Alicia aan het woord
Op de begrafenis mocht ze niet komen, maar ze kreeg wel een zesde van de erfenis. In weekblad Libelle van deze week vertelt Alicia, een van de buitenechtelijke dochters van prins Bernhard, openhartig over haar ‘geheime’ bestaan.
De prins onthulde het bestaan van Alicia in een interview dat na zijn overlijden op 1 december 2004 in de Volkskrant werd gepubliceerd. Het was de tweede keer sinds de onthulling dat Alicia met journalisten sprak. In het interview met Libelle zegt ze onder andere dat ze onlangs een ernstige vorm van kanker heeft overleefd en dat ze tijdens haar ziekte niets van haar halfzussen heeft gehoord.
Ook vertelt ze over de afwikkeling van de erfenis van prins Bernhard in 2007. Die is gelijk verdeeld over alle dochters.
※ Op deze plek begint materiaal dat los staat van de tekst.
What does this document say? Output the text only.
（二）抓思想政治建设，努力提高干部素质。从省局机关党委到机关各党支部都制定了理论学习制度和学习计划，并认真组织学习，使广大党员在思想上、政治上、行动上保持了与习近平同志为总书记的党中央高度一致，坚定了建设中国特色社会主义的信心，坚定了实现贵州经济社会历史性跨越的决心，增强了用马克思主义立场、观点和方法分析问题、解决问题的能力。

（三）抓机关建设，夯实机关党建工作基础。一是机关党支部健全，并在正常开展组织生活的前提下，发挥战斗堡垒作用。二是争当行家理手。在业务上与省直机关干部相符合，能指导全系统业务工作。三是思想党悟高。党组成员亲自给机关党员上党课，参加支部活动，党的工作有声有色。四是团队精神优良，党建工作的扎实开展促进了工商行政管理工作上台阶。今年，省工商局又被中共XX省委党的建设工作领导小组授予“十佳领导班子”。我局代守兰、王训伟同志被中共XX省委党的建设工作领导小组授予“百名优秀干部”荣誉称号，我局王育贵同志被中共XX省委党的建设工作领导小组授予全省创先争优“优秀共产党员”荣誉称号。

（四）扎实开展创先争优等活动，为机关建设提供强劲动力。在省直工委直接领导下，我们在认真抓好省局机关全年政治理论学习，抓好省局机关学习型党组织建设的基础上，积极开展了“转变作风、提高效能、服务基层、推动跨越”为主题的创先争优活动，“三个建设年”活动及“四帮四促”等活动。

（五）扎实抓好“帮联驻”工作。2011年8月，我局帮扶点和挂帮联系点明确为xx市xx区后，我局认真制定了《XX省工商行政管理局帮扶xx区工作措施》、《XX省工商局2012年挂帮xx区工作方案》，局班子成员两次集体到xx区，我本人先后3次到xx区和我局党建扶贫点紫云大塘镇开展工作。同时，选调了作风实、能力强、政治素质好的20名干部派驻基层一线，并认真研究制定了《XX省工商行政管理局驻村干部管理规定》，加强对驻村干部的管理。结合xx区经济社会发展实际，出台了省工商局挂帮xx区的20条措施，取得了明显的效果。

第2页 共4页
Alicia zelf, Alexia –een andere buitenechtelijke dochter van Bernhard– en koningin Beatrix en de prinsessen Margriet, Irene en Christina ontvingen ieder een zesde van Bernhards vermogen. Van die erfenis heeft Alicia de laatste jaren kunnen leven.
Journaliste Astrid Theunissen bezocht Alicia twee jaar na de dood van prins Bernhard in haar huis in de Amerikaanse staat Californië. Daarna ontstond een vriendschap. Deze winter sprak Theunissen Alicia voor de vierde keer en schreef voor weekblad Libelle over hun ontmoetingen.
Alicia werd in 1952 geboren in San Francisco, haar ouders leerden elkaar kennen in 1951 in Mexico-stad, waar Alicia’s moeder woonde. Alicia kwam regelmatig in de vakantievilla van de Oranjes in het Italiaanse Porto Ercole.
Ze spreekt in het interview ook over haar halfzussen. Met prinses Christina heeft ze eens in de tuin gewerkt van villa De Gelukkige Olifant. De andere halfzussen heeft ze één keer in Nederland gezien. Over Juliana zegt ze: „Een lieve vrouw, en heel gewoon. Ze hield ervan om met de fiets naar de markt te gaan in Italië. Ik ben wel eens met haar meegegaan.”
Op de laatste dag van november 2004 werd Alicia wakker gebeld. Haar vader was stervende. „Ik vertrok onmiddellijk, maar bij mijn aankomst lag hij al opgebaard.” De begrafenis mocht ze niet bijwonen.